Chapter 5. Replicating Node Manager

Table of Contents

5.1. Overview
5.2. Operating a Replicated Node Manager
5.3. Using a Replicated Node Manager
5.4. Terminating a Replicated Node Manager

This chapter describes how to replicate a node manager to recover the node manager when it was terminated abnormally.

5.1. Overview

You can use a node manager to operate and terminate a server and restart a server when it fails. In case the node manager also fails, it can be replicated, and a replicated node manager can operate instead of a node manager with a failure.

5.2. Operating a Replicated Node Manager

A replicated node manager is a pair of an active and standby node managers. The active node manager manages and processes requests of DAS or servers.

[Figure 5.1] Operation of a Replicated Node Manager

Operation of a Replicated Node Manager

A standby node manager monitors the status of the active node manager. If the standby node manager detects a failure in the active node manager, it determines that the active node manager is terminated abnormally and replaces the active manager. To monitor the standby node manager that has become active, another standby node manager is executed. The detailed procedure is as follows:

  1. Active and standby node managers start at the same time.

  2. The standby node manager monitors status of the active node manager.

  3. The standby node manager may detect a failure in the active node manager.

  4. The standby node manager starts another standby node manager.

  5. The existing standby node manager becomes an active node manager and processes requests from a server.

The status of a node manager is checked through a port set in a configuration file. If the port is not set, the server regards that node manager replication is not used.

Note

Whenever a standby node manager becomes an active node manager due to a failure in an active node manager, a standby node manager is executed additionally and monitors the previous standby node manager.

5.3. Using a Replicated Node Manager

To replicate a node manager, you need to configure a port used to send and receive messages between an active node and a standby node. This port can be configured with the standbyPort item as described in "2.3.1. Configuration File". If you do not want to replicate a node manager, do not configure this port.

Standby Node Manager

A standby node manager starts when an active node manager starts, and monitors the active node manager's status in standby mode.

[nodemanager-1] [NodeManager-0201] The standby node manager is starting.
[nodemanager-1] [NodeManager-0102] Initializing the node manager configuration.

A standby node manager does not process requests of a server, and it saves the status information to a log file. This log file is created where a node manager log file is located with the name of a node manager name followed by the '_standby' string. This log file is used only by standby node managers.

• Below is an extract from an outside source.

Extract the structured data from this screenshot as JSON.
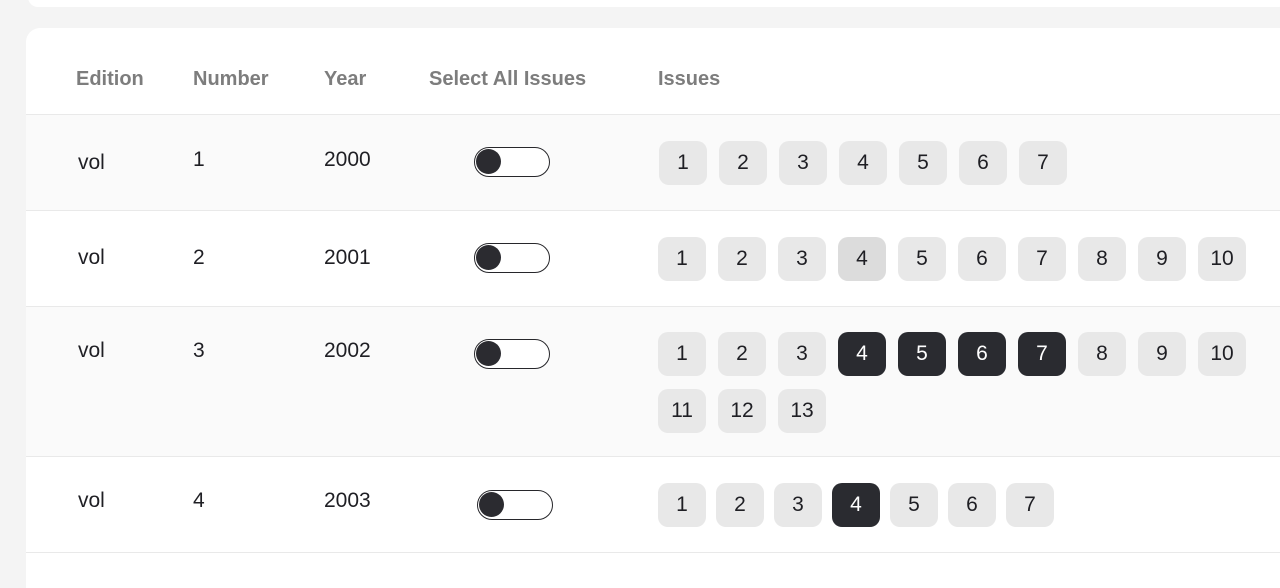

When a standby node manager becomes an active node manager, this information is recorded in a log file for standby node managers. Then, the new active node manager uses the log file for active node managers, and a new standby node manager uses the log file for standby node managers. The log file for active node managers records information related to server requests and management, and the log file for stand by node managers records the start of standby node managers and their communication with an active node manager.

A standby node manager gets and records the PID of an active node manager as a log at the first instance of connection. An active process can be found with the PID.

5.4. Terminating a Replicated Node Manager

A replicated node manager operates without downtime because a standby node manager replaces an active node manager that was terminated abnormally. Therefore, if you want to terminate a replicated node manager, you need to use the stopNodeManager script. This script makes an active node manager send a termination message to a standby node manager. The standby node manager ends a connection, logs its own termination, and then terminates safely.

Note

If a node manager is terminated forcibly due to an issue, its standby node manager may not be terminated. Therefore, the node manager must be terminated after terminating the standby node manager. It is recommended to use the stopNodeManager script because forcible termination may record log incorrectly.